Glowing, fizzing, roaring, coloured flashes of light and discharges of smoke rattled about the Institute of Making – Matthew spoke about the different effects he can achieve with metals, different sizes of container, oxidisers; strontium for red; sodium for yellow; copper salt for blue.

As I write this, I am sitting in the Library at Winterthur in the US – an estate owned by the du Pont family who first made their fortune in the sale of ‘black powder’. In the wooded country of Brandywine Valley in this eastern corner of America, du Pont built his Powder Mills and used the recipe for gunpowder that he had brought with him from France – where he had trained under the famous chemist, Antoine Lavoisier. The du Pont recipe was put to use in the war with the British (1812-15), the Civil War (1861-5), and the First World War. It was also used for blasting coal mines, building canals, roads, and railroads. Looking around me, at the estate, the ornamental gardens, the vast collections or art and artefacts – it is clear that this black powder was big business.

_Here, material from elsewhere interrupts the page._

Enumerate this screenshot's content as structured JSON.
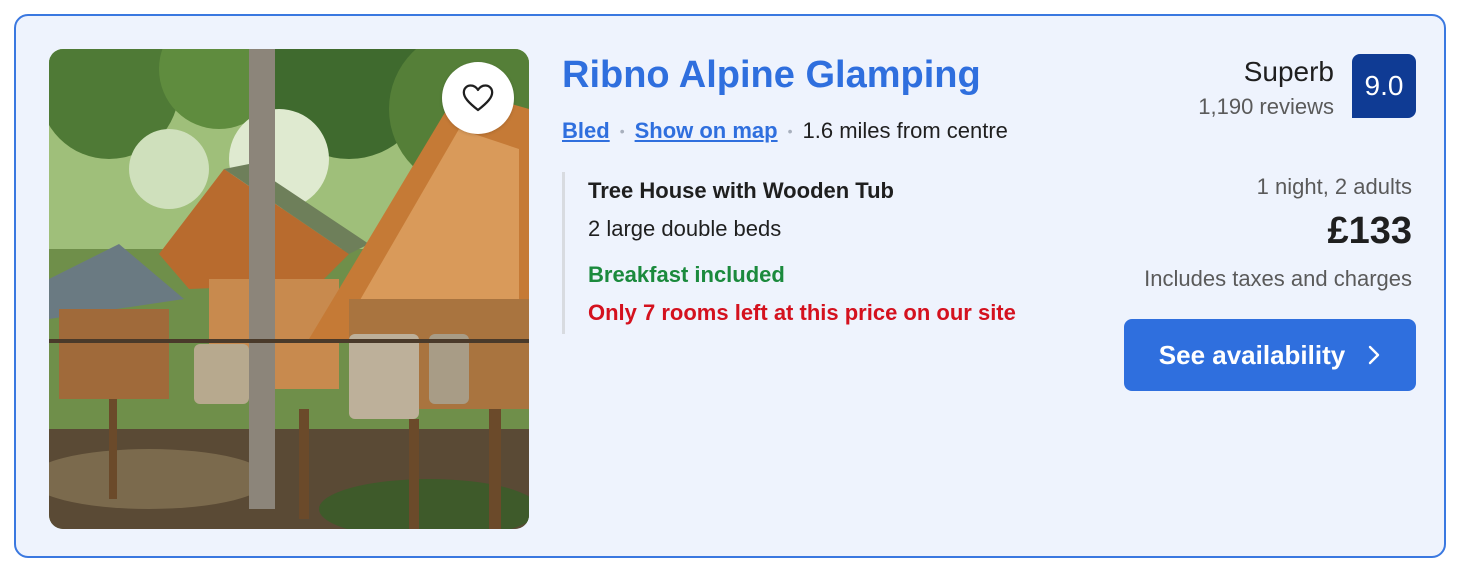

Artist Lucy Lyons helped us in our response to Matthew’s demonstration. Lucy’s work focuses on how life is transformed into death; anatomy into pathology; how the body is transformed into a medical specimen. She uses drawing to get through the unfamiliar or the shocking in order to understand something in detail, through close looking. She hopes to re-see things as she draws them. But Lucy asked us to recognise the non-visual, experiential effects of fireworks – put our shock at a sudden crack of ‘flash powder’ onto the page. This made me wonder how we can understand these non-visual experiences in the past?

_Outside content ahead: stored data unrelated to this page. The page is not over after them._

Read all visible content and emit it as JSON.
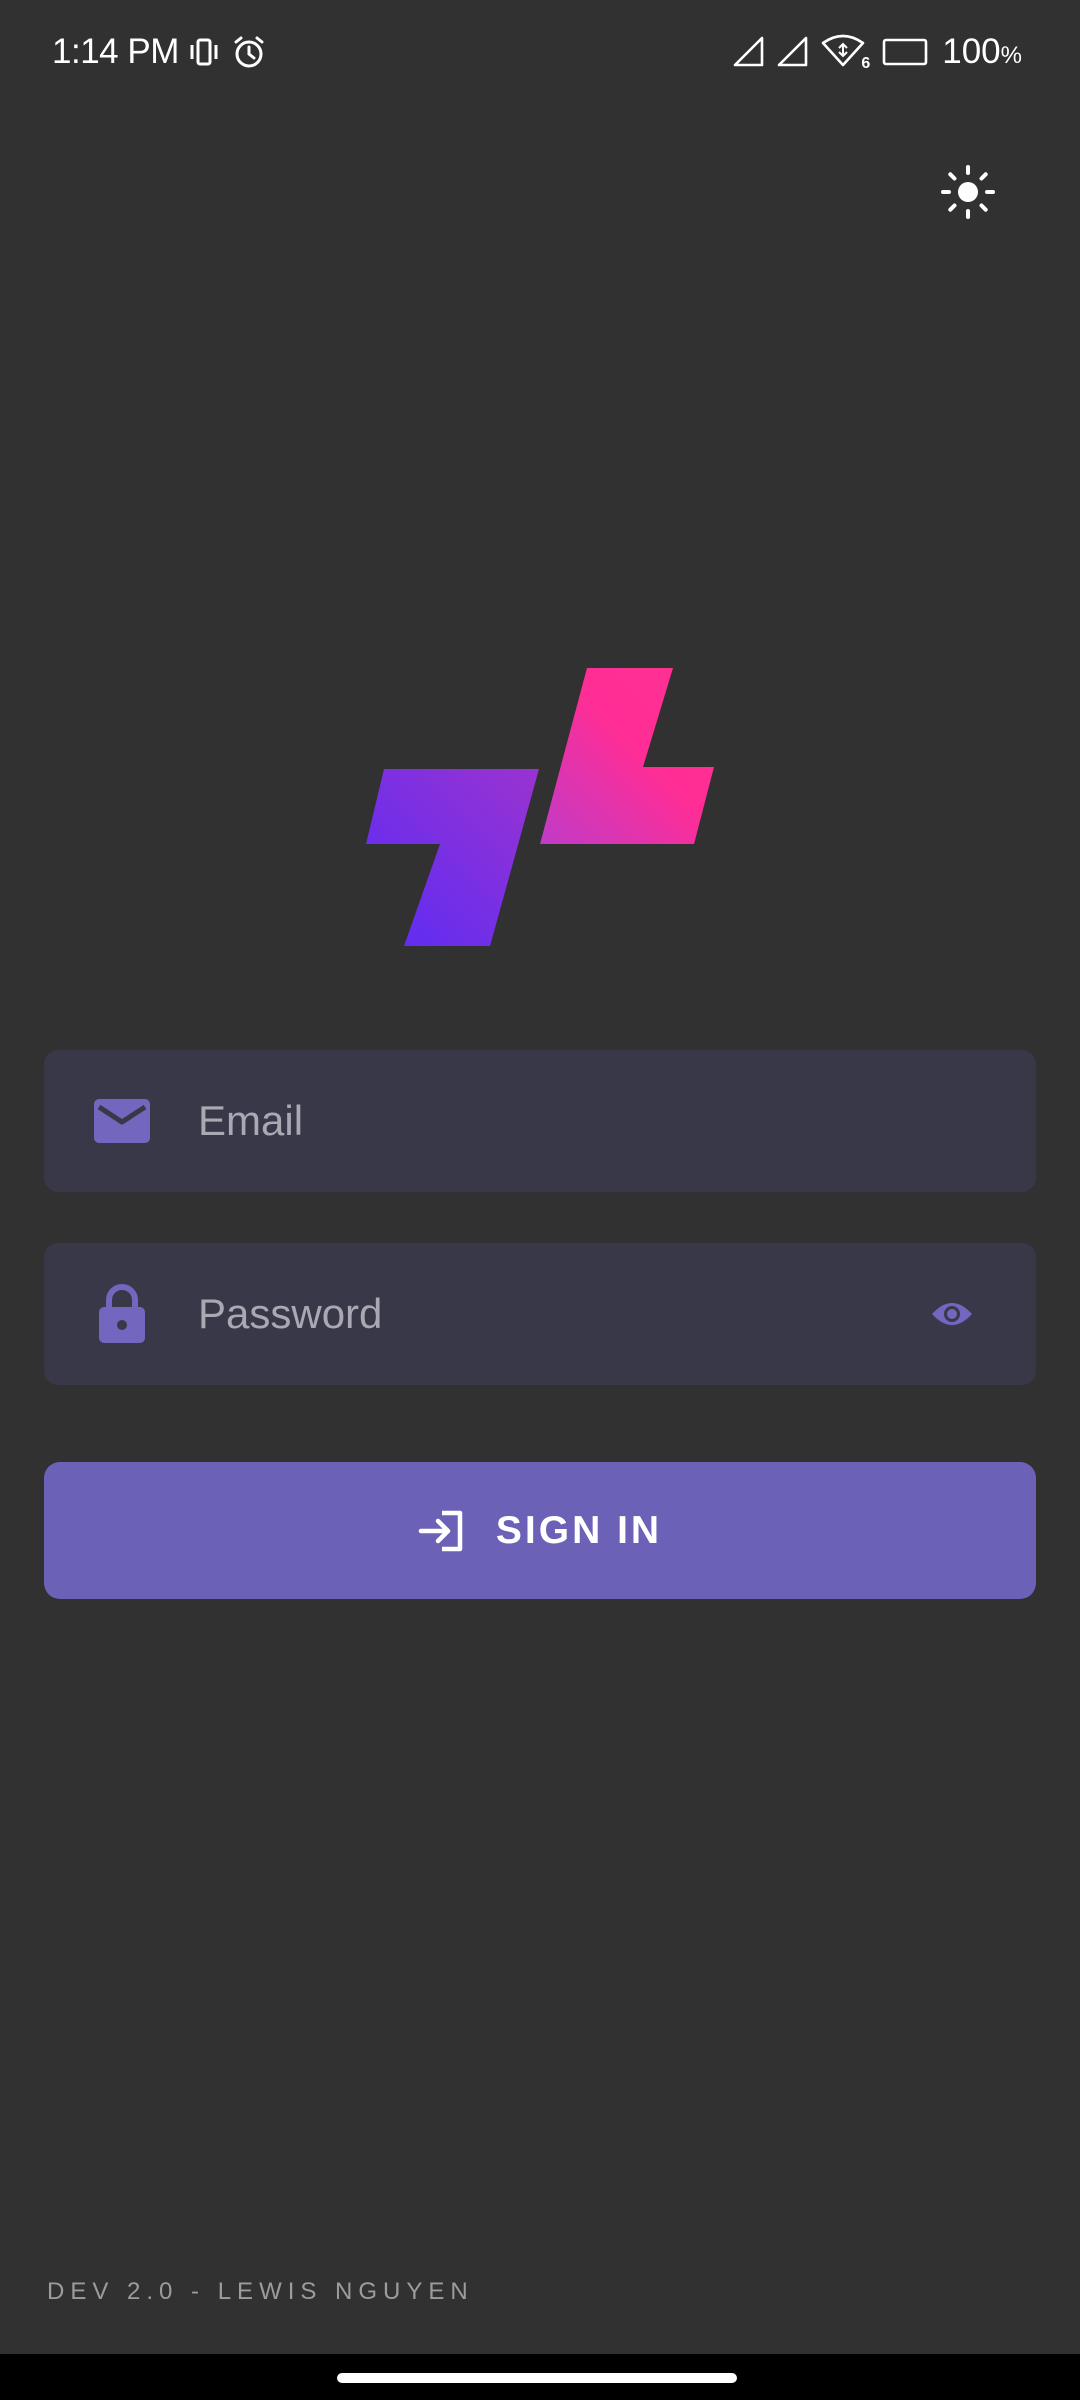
{
  "status_bar": {
    "time": "1:14 PM",
    "battery_level": "100",
    "battery_unit": "%",
    "wifi_badge": "6",
    "icons": [
      "vibrate-icon",
      "alarm-icon",
      "signal-icon",
      "signal-icon",
      "wifi-icon",
      "battery-icon"
    ]
  },
  "header": {
    "theme_toggle_icon": "sun-icon"
  },
  "logo": {
    "icon": "app-logo",
    "colors": {
      "left_gradient": [
        "#6a2bf0",
        "#8a34d8"
      ],
      "right_gradient": [
        "#d83bb8",
        "#ff2d95"
      ]
    }
  },
  "login_form": {
    "email": {
      "placeholder": "Email",
      "value": "",
      "icon": "email-icon"
    },
    "password": {
      "placeholder": "Password",
      "value": "",
      "icon": "lock-icon",
      "toggle_icon": "eye-icon"
    },
    "sign_in": {
      "label": "SIGN IN",
      "icon": "login-icon"
    }
  },
  "footer": {
    "text": "DEV 2.0 - LEWIS NGUYEN"
  },
  "colors": {
    "background": "#313131",
    "field_background": "#393848",
    "accent": "#6b62b7",
    "icon_accent": "#7266be",
    "placeholder": "#a9a8b3",
    "footer_text": "#9c9c9c"
  }
}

Returning to the questions I thought about during our first workshop on Emotions, I felt that this close sensory experience of fireworks – focused on their chemistry and non-visual manifestations – would help me to understand them differently as I see them in the sky on bonfire night. I thought also, that it would help me detect what might be missing in historical sources on episodes of fantastic visual display – an acknowledgment of the accompanying sensations, sounds and smells that root them in the memory. It also brought home to me that a detailed understanding of the chemistry behind the explosion re-doubles one’s reverence for the power of materials – materials in very particular compositions – and heightens the anticipation of thunder and blossom.